Smuggling operations range from the petty – people sneaking in an extra bottle of booze or an extra carton of cigarettes beyond their allowance of one every seven days – to major operations employing trucks and river boats.
“Schengen will do little to change the illegal trade, because the smugglers cooperate with the customs agents, and the same people will be working the border after December 21,” says a man from the Veľké Slemence smuggling community, in a meeting arranged for The Slovak Spectator by a local contact. “The extra controls might catch a few more loads, but the money is so good that it will still be worth their while.”
Locals in the village report that gas costs Sk19 a litre in Ukraine compared to Sk40 in Slovakia; a carton of cigarettes Sk60 compared to Sk350; and a bottle of vodka Sk60 compared to Sk150. During business hours, there are rarely fewer than 200 people waiting to cross from the Slovak side of Veľké Slemence to the Ukraine side, and according to locals the wait can take up to two hours.

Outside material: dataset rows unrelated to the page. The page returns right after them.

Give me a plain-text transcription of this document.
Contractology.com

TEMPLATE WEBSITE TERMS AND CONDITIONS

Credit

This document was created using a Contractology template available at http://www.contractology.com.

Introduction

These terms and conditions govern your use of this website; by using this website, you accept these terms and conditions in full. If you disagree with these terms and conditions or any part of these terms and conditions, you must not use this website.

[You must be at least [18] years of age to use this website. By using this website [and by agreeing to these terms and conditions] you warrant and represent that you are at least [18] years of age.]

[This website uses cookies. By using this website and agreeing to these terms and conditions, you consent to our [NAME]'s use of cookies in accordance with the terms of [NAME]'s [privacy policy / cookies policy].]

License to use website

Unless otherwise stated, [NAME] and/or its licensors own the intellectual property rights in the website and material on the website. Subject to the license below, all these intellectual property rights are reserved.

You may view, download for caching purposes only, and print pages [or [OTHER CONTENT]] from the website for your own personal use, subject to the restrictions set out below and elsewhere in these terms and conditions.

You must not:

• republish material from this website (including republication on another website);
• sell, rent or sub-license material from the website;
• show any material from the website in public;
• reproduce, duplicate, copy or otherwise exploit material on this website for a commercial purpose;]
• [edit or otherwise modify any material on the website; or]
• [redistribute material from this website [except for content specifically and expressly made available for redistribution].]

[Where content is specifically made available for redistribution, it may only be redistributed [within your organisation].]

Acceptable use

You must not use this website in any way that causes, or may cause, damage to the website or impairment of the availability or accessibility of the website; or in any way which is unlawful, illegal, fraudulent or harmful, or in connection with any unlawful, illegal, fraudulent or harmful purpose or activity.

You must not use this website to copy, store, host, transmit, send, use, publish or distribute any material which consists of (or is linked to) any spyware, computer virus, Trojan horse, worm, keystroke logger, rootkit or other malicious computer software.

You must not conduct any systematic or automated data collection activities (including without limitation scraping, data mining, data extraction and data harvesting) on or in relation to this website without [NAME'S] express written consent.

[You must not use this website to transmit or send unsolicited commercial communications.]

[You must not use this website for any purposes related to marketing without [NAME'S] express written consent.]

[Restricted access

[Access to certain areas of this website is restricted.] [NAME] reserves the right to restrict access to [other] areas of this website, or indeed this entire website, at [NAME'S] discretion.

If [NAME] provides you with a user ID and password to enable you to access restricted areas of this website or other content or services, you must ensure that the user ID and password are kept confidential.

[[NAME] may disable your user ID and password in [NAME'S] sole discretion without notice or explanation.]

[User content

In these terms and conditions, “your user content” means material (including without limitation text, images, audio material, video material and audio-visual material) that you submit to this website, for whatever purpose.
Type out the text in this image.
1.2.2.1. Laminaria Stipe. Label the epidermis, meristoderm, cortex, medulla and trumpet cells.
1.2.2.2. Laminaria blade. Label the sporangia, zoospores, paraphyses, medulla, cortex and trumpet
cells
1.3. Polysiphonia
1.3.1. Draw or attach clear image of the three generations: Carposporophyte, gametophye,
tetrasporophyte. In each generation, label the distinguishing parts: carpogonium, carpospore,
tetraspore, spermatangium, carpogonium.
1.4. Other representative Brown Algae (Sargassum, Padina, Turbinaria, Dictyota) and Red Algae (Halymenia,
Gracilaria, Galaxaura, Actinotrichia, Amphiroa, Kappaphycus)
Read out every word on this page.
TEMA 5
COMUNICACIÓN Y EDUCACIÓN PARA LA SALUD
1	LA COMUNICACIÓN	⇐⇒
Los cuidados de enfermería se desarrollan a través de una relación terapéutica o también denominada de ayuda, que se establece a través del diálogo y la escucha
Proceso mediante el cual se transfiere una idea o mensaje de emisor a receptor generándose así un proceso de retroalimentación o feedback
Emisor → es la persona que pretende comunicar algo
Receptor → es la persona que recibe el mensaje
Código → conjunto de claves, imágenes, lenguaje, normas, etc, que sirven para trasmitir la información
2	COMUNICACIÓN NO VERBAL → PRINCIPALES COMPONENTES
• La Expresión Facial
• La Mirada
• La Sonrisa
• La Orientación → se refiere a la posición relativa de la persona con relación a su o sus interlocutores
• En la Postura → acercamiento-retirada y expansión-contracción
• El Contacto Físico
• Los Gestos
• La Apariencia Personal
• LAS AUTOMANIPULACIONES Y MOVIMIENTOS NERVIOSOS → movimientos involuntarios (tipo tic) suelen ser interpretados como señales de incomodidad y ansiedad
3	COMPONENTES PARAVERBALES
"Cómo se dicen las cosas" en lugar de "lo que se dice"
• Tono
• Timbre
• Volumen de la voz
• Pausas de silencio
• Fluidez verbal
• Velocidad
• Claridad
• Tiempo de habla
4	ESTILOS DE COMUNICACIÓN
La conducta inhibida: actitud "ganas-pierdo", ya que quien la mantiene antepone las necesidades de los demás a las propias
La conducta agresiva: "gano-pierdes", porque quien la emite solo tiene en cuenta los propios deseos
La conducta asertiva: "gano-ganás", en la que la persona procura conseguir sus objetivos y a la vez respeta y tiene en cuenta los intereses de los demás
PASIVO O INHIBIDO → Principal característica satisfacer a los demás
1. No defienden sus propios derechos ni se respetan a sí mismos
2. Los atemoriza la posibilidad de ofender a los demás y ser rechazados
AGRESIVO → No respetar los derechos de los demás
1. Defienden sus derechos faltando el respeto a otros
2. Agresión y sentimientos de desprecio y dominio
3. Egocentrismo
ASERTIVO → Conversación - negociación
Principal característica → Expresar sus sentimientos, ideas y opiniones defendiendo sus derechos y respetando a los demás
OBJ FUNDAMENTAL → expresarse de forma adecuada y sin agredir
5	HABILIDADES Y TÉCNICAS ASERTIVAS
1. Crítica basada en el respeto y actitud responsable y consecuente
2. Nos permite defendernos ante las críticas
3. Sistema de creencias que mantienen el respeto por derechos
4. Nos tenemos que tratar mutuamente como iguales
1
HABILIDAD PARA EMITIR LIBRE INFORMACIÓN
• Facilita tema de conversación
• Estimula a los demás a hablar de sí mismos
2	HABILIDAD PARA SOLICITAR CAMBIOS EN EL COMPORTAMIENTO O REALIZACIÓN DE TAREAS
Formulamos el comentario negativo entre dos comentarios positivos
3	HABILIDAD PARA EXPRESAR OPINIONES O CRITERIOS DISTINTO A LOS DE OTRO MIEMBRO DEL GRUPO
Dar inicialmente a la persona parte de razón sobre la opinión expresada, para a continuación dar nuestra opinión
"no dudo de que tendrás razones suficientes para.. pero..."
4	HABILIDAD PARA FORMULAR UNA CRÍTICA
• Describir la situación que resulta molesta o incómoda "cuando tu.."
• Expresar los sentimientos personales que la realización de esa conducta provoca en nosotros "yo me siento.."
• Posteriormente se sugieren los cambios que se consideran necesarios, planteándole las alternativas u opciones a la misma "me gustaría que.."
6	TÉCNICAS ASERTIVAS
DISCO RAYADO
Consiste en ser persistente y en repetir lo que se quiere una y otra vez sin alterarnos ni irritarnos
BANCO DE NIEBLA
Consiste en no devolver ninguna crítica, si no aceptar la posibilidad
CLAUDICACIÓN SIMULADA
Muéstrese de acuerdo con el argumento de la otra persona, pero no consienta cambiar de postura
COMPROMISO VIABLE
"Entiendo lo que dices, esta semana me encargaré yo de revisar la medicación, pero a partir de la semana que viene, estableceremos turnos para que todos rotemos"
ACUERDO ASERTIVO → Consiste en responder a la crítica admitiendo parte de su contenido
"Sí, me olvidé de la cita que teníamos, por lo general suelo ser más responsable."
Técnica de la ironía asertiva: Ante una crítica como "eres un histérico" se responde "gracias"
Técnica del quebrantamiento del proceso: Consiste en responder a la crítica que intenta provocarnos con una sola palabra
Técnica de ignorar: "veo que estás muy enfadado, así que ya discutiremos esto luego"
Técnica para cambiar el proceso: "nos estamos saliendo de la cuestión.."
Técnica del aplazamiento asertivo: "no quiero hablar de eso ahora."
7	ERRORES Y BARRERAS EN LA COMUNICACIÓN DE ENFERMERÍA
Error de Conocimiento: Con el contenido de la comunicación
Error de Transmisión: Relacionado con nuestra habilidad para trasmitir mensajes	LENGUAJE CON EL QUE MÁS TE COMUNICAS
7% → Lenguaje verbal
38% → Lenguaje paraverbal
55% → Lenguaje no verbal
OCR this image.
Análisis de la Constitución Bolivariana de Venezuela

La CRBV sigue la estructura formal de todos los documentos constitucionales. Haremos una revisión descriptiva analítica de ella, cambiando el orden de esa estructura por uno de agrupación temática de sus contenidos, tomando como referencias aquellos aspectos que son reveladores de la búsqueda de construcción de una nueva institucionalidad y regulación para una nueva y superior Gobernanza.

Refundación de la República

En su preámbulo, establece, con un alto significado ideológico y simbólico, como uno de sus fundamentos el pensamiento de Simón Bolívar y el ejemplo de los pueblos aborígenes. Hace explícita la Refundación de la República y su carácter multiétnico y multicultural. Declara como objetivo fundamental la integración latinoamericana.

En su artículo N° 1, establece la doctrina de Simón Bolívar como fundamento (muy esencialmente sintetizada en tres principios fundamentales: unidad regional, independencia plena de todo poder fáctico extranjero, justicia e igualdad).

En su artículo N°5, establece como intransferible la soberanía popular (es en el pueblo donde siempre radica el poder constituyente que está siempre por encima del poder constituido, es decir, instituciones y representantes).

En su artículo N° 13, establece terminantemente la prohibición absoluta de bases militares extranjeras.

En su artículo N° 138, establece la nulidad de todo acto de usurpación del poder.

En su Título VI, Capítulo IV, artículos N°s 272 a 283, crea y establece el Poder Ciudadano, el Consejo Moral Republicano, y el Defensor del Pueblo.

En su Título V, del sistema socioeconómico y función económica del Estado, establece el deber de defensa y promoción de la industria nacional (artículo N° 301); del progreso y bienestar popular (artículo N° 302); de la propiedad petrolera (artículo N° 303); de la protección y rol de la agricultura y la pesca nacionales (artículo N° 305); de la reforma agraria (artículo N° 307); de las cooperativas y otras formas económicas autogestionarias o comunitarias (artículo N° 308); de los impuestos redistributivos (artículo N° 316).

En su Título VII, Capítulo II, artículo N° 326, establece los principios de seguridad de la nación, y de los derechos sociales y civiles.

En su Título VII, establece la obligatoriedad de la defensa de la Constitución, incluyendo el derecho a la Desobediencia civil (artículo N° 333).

“I go across every week,” says Ľubo Michál, 17, adding with a cheerful grin, “but of course, everything I bring back is for my own consumption.”
According to Mayor Tóth, even those who bring in only legal amounts of cigarettes and alcohol can earn an extra Sk800 to Sk1,000 a month. “Around these parts, that’s not nothing,” he says.
“As long as there is a difference in the prices of these goods in Ukraine compared to Slovakia or the rest of the EU, (smuggling) will certainly continue,” says the shift boss of the border guards at Vyšné Nemecké, who does not provide his name because he says he is not allowed to give interviews.
As for cooperation between the police and the criminals, the shift boss says that some of his colleagues in the past were charged with aiding smuggling, but that internal controls are now strict.
“These inspection units are checking up on us constantly,” he says. “Two years ago, a few guys were fired and had criminal charges pressed against them, but they haven’t been sentenced yet. The customs service also has its black sheep – a few of their guys working this border crossing were also fired and charged.”
In the end, however, Europe may be willing to tolerate a certain amount of cigarette smuggling as long as the border is secure against illegals.
“Europe is concerned mostly with illegal migration and terrorism, and we are definitely seeing much less pressure on the Slovak-Ukraine border since the introduction of Schengen controls,” says Vladimír Benč, a researcher with the Slovak Foreign Policy Association.
“On the other hand, we are seeing a negative trend with cigarette and alcohol smuggling, but this is seen by Europe as more of a local issue, one that costs Slovakia tax money but doesn’t really affect the rest of the continent.”
But even the smuggling trade may take a hit following the introduction of a new law that slashes the amount of cigarettes and alcohol locals can legally import.
Martina Kereková, spokesperson for the Customs Directorate, says that people who live near the border now find it more difficult to supplement their incomes by selling cheap smokes and booze from Ukraine.
“As of January 1, 2008, the Customs Act set new limits on the amount of cigarettes that can be imported by people living in the border zone, which is anywhere within 15 kilometres of the border,” she explains. “These people will be allowed to bring in a maximum of 20 cigarettes per trip, and up to a maximum of 200 cigarettes per calendar month. Everyone else will still be allowed to bring in 200 cigarettes per trip as before.”
“The situation on the border is completely different than it used to be,” says Marek Arpáč, the deputy chief of the Petrovce station, as he revs his ATV before another tour of the rugged frontier.
“I think we’ve pretty much got it under control.”